Applied interpretation of coefficients of log linear regression model I'm in the process of using a log-linear transformed OLS model to predict the impact of temperature changes on sales.
I know that the interpretation of a log-linear model loosely follows as: for each one-unit change in x, we observe a beta(x) percent change in y.
Now for the applied part, from what base of y do we measure the percent change? For instance (assuming y is sales data), would I use the constant as baseline sales for y and then for each extra degree I would multiply the constant by the beta(x) percent and sum them up for the number degrees observed? Or would I recalculate the base for each extra degree and then take the percent change of the new value and repeat for how many degrees observed?
Or am I off on this approach altogether?
Thanks,
Shawn
 A: The base would be from where it previously was at. If the estimated model were:
$$ E[\log(y) \mid x] = 2 \log(x) $$
An increase in $x$ from 2 to 2.1 (an increase of 5 percent) would increase $E[y\mid x]$ from  4 to 4.41, an increase of 10.25 percent, which is pretty close to 2$\cdot$5=10 percent implied by the "log differences = percent changes" approximation.
The approximation becomes exact for infinitely small changes. The approximation is more accurate if you do small changes and update the base.
Problems with bigger changes and no base update:
For really big changes (eg 30, 40 percent or more), the approximation will start not being accurate.
For example $\log(1.4) - \log(1) \approx .33$. A 40 percent increase produces only a .33 change in the log. The approximation isn't as good. What's loosely happening is that $(1.01)^{33} \approx 1.4$, that is, 33 one percent increases adds up to a 40 percent increase.
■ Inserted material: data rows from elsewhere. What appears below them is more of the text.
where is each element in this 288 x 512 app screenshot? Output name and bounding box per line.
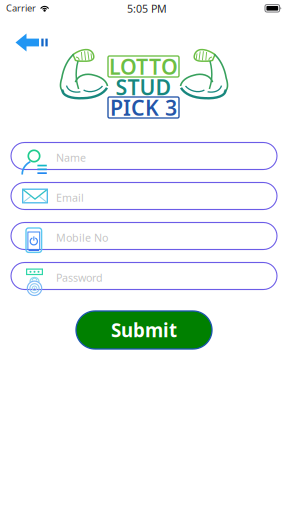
button[interactable]: Password — [11, 262, 277, 290]
button[interactable]: Name — [11, 142, 277, 170]
button[interactable]: Submit — [76, 311, 212, 349]
button[interactable]: Email — [11, 182, 277, 210]
staticText: Mobile No — [56, 230, 108, 245]
staticText: 5:05 PM — [127, 2, 167, 16]
staticText: Carrier — [6, 2, 36, 14]
staticText: Submit — [111, 318, 177, 342]
staticText: LOTTO — [109, 52, 178, 81]
staticText: Name — [56, 150, 86, 165]
staticText: Email — [56, 190, 84, 205]
staticText: Password — [56, 270, 103, 285]
staticText: STUD — [116, 73, 172, 101]
staticText: PICK 3 — [110, 93, 177, 122]
button[interactable]: Mobile No — [11, 222, 277, 250]
button[interactable]: Back — [9, 29, 54, 56]
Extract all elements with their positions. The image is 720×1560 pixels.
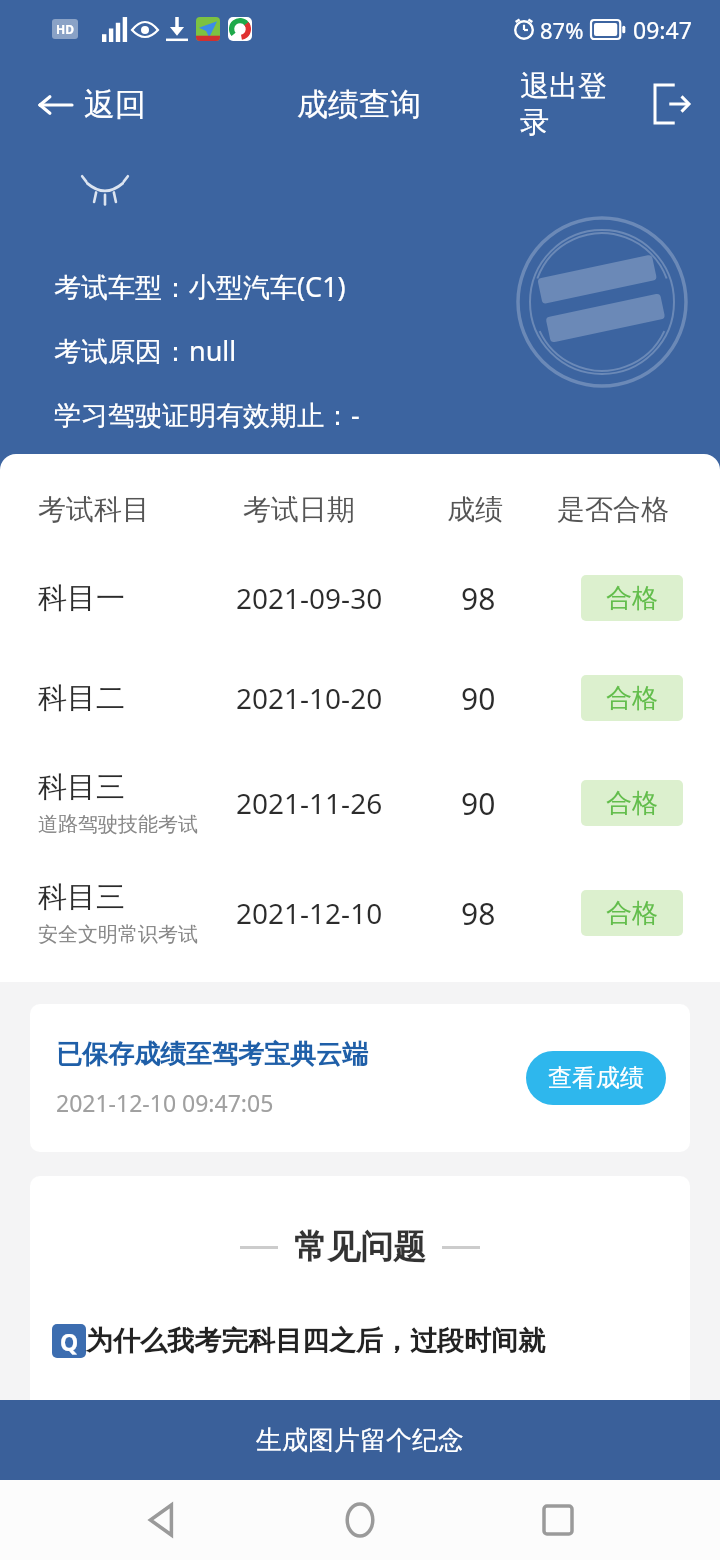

If you need precise percent changes for some reason, you can always calculate what the percent change actually is rather than using the approximation.
The mathematics behind this approximation:
The logic of why differences in logarithms are reasonably close to percent changes can be seen through the Taylor Expansion.
The first order Taylor expansion of the logarithm function around the value of 1 is given by:
$$ \begin{align*} \log(x) &\approx \log(1) + \frac{1}{1} (x - 1) \\
&\approx x - 1 \end{align*}
$$
Hence we can write:
$$\begin{align*} \log(y_2) - \log(y_1) &= \log\left(\frac{y_2}{y_1}\right) \\
&\approx \frac{y_2 - y_1}{y_1} \quad \quad \text{for  }\frac{y_2}{y_1} \text{  near } 1
 \end{align*}$$
Observe that $\frac{y_2 - y_1}{y_1}$ is the percent change from $y_1$ to $y_2$. Also observe that for $y_2/y_1$ far from 1, the approximation won't be as good. For example going from $y_1=1$ to $y_2=2$ is a 100 percent increase, but $\log(2) - \log(1)$ is only .69.
A: You can see the interpretation of AFT models and translate it to your context:
https://en.wikipedia.org/wiki/Accelerated_failure_time_model
which are nothing but log-linear regression models with a fancy name.

The interpretation of $\theta$ in accelerated failure time models is straightforward: E.g. $\theta=2$ means that everything in the relevant life history of an individual happens twice as fast. For example, if the model concerns the development of a tumor, it means that all of the pre-stages progress twice as fast as for the unexposed individual, implying that the expected time until a clinical disease is 0.5 of the baseline time. However, this does not mean that the hazard function $\lambda(t|\theta)$ is always twice as high - that would be the proportional hazards model.